Thrombosis Journal 1/2015

Original approach for thrombolytic therapy in patients with Ilio-femoral deep vein thrombosis : 2 years follow-up

Thrombosis Journal > Ausgabe 1/2015
Leslie Fiengo, Federico Bucci, Elias Khalil, Bruno Salvati
Wichtige Hinweise

Competing interests

The authors declare that they have no competing interests.

Authors’ contribution

LF carried the research project, drafted manuscript. BS participate in the design of the study and approved final manuscript. EK did the references research, and the design of the study. FB helped for the draf t of the article and the coordination of the study. All authors read and approved the final manuscript.



The aim of the study was to discuss the results of catheter-directed thrombolysis and complementary procedures to treat acute iliofemoral deep vein thrombosis (DVT) evaluating the safety and effectivness of an easy access such as the Great Saphenous Vein.

Methods and materials

A total of 22 consecutive patients with iliofemoral thrombosis and two patients with femoro-popliteal thrombosis on recent onset diagnosed with Ultrasound Doppler and contrast venography underwent intrathrombus drip infusion of urokinase while intravenous heparin was continued using saphenical access. Residual venous stenosis were treated in six patients by percutaneous balloon Angioplasty and stenting. All patients underwent routine venous duplex imaging at 30 days, 3 months, 6 months and every 6 months thereafter.

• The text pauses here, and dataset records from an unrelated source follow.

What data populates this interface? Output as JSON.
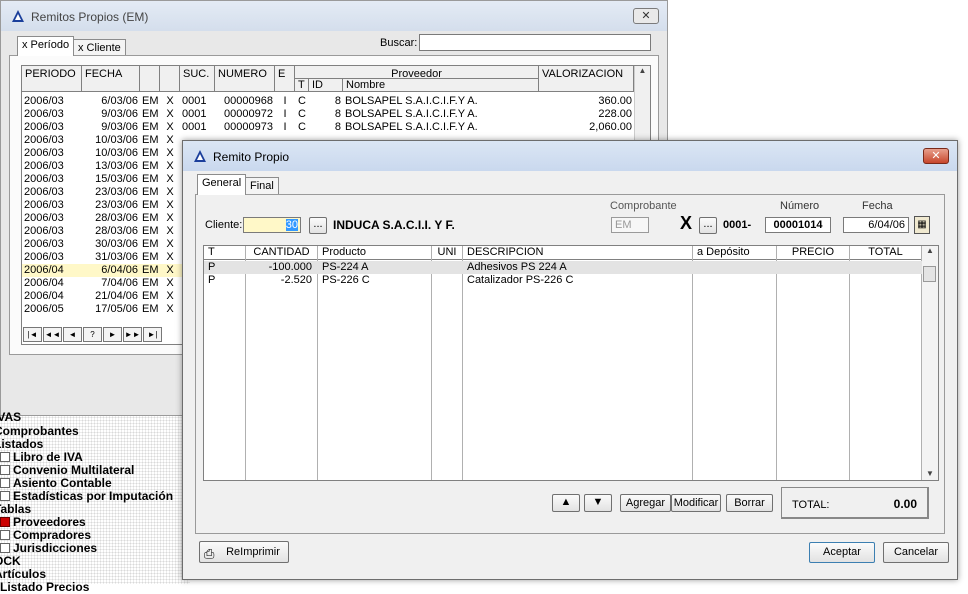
{
  "tree": [
    {
      "label": "IVAS",
      "indent": 0,
      "icon": ""
    },
    {
      "label": "Comprobantes",
      "indent": 0,
      "icon": ""
    },
    {
      "label": "Listados",
      "indent": 0,
      "icon": ""
    },
    {
      "label": "Libro de IVA",
      "indent": 1,
      "icon": "gear-icon"
    },
    {
      "label": "Convenio Multilateral",
      "indent": 1,
      "icon": "doc-icon"
    },
    {
      "label": "Asiento Contable",
      "indent": 1,
      "icon": "doc-icon"
    },
    {
      "label": "Estadísticas por Imputación",
      "indent": 1,
      "icon": "doc-icon"
    },
    {
      "label": "Tablas",
      "indent": 0,
      "icon": ""
    },
    {
      "label": "Proveedores",
      "indent": 1,
      "icon": "red-icon"
    },
    {
      "label": "Compradores",
      "indent": 1,
      "icon": "doc-icon"
    },
    {
      "label": "Jurisdicciones",
      "indent": 1,
      "icon": "doc-icon"
    },
    {
      "label": "OCK",
      "indent": 0,
      "icon": ""
    },
    {
      "label": "Artículos",
      "indent": 0,
      "icon": ""
    },
    {
      "label": "Listado Precios",
      "indent": 1,
      "icon": ""
    }
  ],
  "back": {
    "title": "Remitos Propios (EM)",
    "close": "✕",
    "tabs": [
      "x Período",
      "x Cliente"
    ],
    "search_label": "Buscar:",
    "search_value": "",
    "headers": [
      "PERIODO",
      "FECHA",
      "",
      "",
      "SUC.",
      "NUMERO",
      "E",
      "Proveedor",
      "VALORIZACION"
    ],
    "sub_headers": [
      "T",
      "ID",
      "Nombre"
    ],
    "rows": [
      [
        "2006/03",
        "6/03/06",
        "EM",
        "X",
        "0001",
        "00000968",
        "I",
        "C",
        "8",
        "BOLSAPEL S.A.I.C.I.F.Y A.",
        "360.00"
      ],
      [
        "2006/03",
        "9/03/06",
        "EM",
        "X",
        "0001",
        "00000972",
        "I",
        "C",
        "8",
        "BOLSAPEL S.A.I.C.I.F.Y A.",
        "228.00"
      ],
      [
        "2006/03",
        "9/03/06",
        "EM",
        "X",
        "0001",
        "00000973",
        "I",
        "C",
        "8",
        "BOLSAPEL S.A.I.C.I.F.Y A.",
        "2,060.00"
      ],
      [
        "2006/03",
        "10/03/06",
        "EM",
        "X",
        "",
        "",
        "",
        "",
        "",
        "",
        ""
      ],
      [
        "2006/03",
        "10/03/06",
        "EM",
        "X",
        "",
        "",
        "",
        "",
        "",
        "",
        ""
      ],
      [
        "2006/03",
        "13/03/06",
        "EM",
        "X",
        "",
        "",
        "",
        "",
        "",
        "",
        ""
      ],
      [
        "2006/03",
        "15/03/06",
        "EM",
        "X",
        "",
        "",
        "",
        "",
        "",
        "",
        ""
      ],
      [
        "2006/03",
        "23/03/06",
        "EM",
        "X",
        "",
        "",
        "",
        "",
        "",
        "",
        ""
      ],
      [
        "2006/03",
        "23/03/06",
        "EM",
        "X",
        "",
        "",
        "",
        "",
        "",
        "",
        ""
      ],
      [
        "2006/03",
        "28/03/06",
        "EM",
        "X",
        "",
        "",
        "",
        "",
        "",
        "",
        ""
      ],
      [
        "2006/03",
        "28/03/06",
        "EM",
        "X",
        "",
        "",
        "",
        "",
        "",
        "",
        ""
      ],
      [
        "2006/03",
        "30/03/06",
        "EM",
        "X",
        "",
        "",
        "",
        "",
        "",
        "",
        ""
      ],
      [
        "2006/03",
        "31/03/06",
        "EM",
        "X",
        "",
        "",
        "",
        "",
        "",
        "",
        ""
      ],
      [
        "2006/04",
        "6/04/06",
        "EM",
        "X",
        "",
        "",
        "",
        "",
        "",
        "",
        ""
      ],
      [
        "2006/04",
        "7/04/06",
        "EM",
        "X",
        "",
        "",
        "",
        "",
        "",
        "",
        ""
      ],
      [
        "2006/04",
        "21/04/06",
        "EM",
        "X",
        "",
        "",
        "",
        "",
        "",
        "",
        ""
      ],
      [
        "2006/05",
        "17/05/06",
        "EM",
        "X",
        "",
        "",
        "",
        "",
        "",
        "",
        ""
      ]
    ],
    "nav": [
      "|◄",
      "◄◄",
      "◄",
      "?",
      "►",
      "►►",
      "►|"
    ]
  },
  "front": {
    "title": "Remito Propio",
    "close": "✕",
    "tabs": [
      "General",
      "Final"
    ],
    "comprobante_label": "Comprobante",
    "numero_label": "Número",
    "fecha_label": "Fecha",
    "cliente_label": "Cliente:",
    "cliente_code": "30",
    "cliente_name": "INDUCA S.A.C.I.I. Y F.",
    "comprobante_value": "EM",
    "letter": "X",
    "pv": "0001-",
    "numero_value": "00001014",
    "fecha_value": "6/04/06",
    "dots": "...",
    "headers": [
      "T",
      "CANTIDAD",
      "Producto",
      "UNI",
      "DESCRIPCION",
      "a Depósito",
      "PRECIO",
      "TOTAL"
    ],
    "rows": [
      [
        "P",
        "-100.000",
        "PS-224 A",
        "",
        "Adhesivos PS 224 A",
        "",
        "",
        ""
      ],
      [
        "P",
        "-2.520",
        "PS-226 C",
        "",
        "Catalizador PS-226 C",
        "",
        "",
        ""
      ]
    ],
    "btn_agregar": "Agregar",
    "btn_modificar": "Modificar",
    "btn_borrar": "Borrar",
    "total_label": "TOTAL:",
    "total_value": "0.00",
    "btn_reimprimir": "ReImprimir",
    "btn_aceptar": "Aceptar",
    "btn_cancelar": "Cancelar"
  },
  "colors": {
    "highlight_row": "#e3e3e3",
    "yellow": "#fff8c8",
    "selected_text": "#3399ff"
  }
}
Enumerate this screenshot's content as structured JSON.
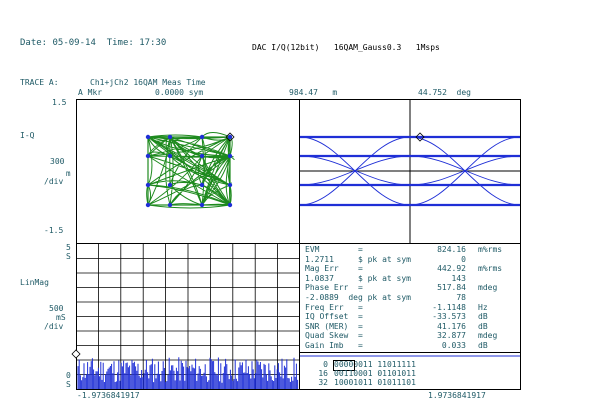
{
  "header": {
    "date_time": "Date: 05-09-14  Time: 17:30",
    "instrument_title": "DAC I/Q(12bit)   16QAM_Gauss0.3   1Msps"
  },
  "trace": {
    "label": "TRACE A:",
    "description": "Ch1+jCh2 16QAM Meas Time",
    "marker_label": "A Mkr",
    "marker_value": "0.0000 sym",
    "marker_level": "984.47   m",
    "marker_phase": "44.752  deg"
  },
  "iq_plot": {
    "top_value": "1.5",
    "axis_label": "I-Q",
    "scale_value": "300",
    "scale_unit_div": "/div",
    "scale_unit_m": "m",
    "bottom_value": "-1.5",
    "constellation_color": "#1e8a1e",
    "symbol_color": "#1f2fd6"
  },
  "eye_diagram": {
    "trace_color": "#1f2fd6"
  },
  "spectrum_plot": {
    "top_value": "5",
    "top_unit": "S",
    "axis_label": "LinMag",
    "scale_value": "500",
    "scale_unit": "mS",
    "scale_div": "/div",
    "bottom_value": "0",
    "bottom_unit": "S",
    "x_start": "-1.9736841917",
    "x_end": "1.9736841917",
    "trace_color": "#1f2fd6"
  },
  "error_summary": {
    "rows": [
      {
        "label": "EVM        =",
        "value": "824.16",
        "unit": "m%rms"
      },
      {
        "label": "1.2711     $ pk at sym",
        "value": "0",
        "unit": ""
      },
      {
        "label": "Mag Err    =",
        "value": "442.92",
        "unit": "m%rms"
      },
      {
        "label": "1.0837     $ pk at sym",
        "value": "143",
        "unit": ""
      },
      {
        "label": "Phase Err  =",
        "value": "517.84",
        "unit": "mdeg"
      },
      {
        "label": "-2.0889  deg pk at sym",
        "value": "78",
        "unit": ""
      },
      {
        "label": "Freq Err   =",
        "value": "-1.1148",
        "unit": "Hz"
      },
      {
        "label": "IQ Offset  =",
        "value": "-33.573",
        "unit": "dB"
      },
      {
        "label": "SNR (MER)  =",
        "value": "41.176",
        "unit": "dB"
      },
      {
        "label": "Quad Skew  =",
        "value": "32.877",
        "unit": "mdeg"
      },
      {
        "label": "Gain Imb   =",
        "value": "0.033",
        "unit": "dB"
      }
    ]
  },
  "symbol_table": {
    "rows": [
      {
        "index": "0",
        "bits": "00000011 11011111",
        "highlight": "0000"
      },
      {
        "index": "16",
        "bits": "00110001 01101011",
        "highlight": ""
      },
      {
        "index": "32",
        "bits": "10001011 01011101",
        "highlight": ""
      }
    ]
  }
}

Complete patency of thrombosed veins was restored in 22 patients (91 %) with prompt symptomatic relief. There were no major complications in the immediate outcomes. At follow-up, two patients reported a persistant slim iliac vein stenosis, two patients had post-thrombotic syndrome, and two patients showed Deep Vein Reflux.


Local thrombolysis using saphenical access was a safe and effective approach for the treatment of acute iliofemoral deep vein thrombosis. It seems to be a valid, easy and safe alternative, reducing the risks of haematoma and venous lesions, which can be observed when using femoral, popliteal, and trans-jugular access.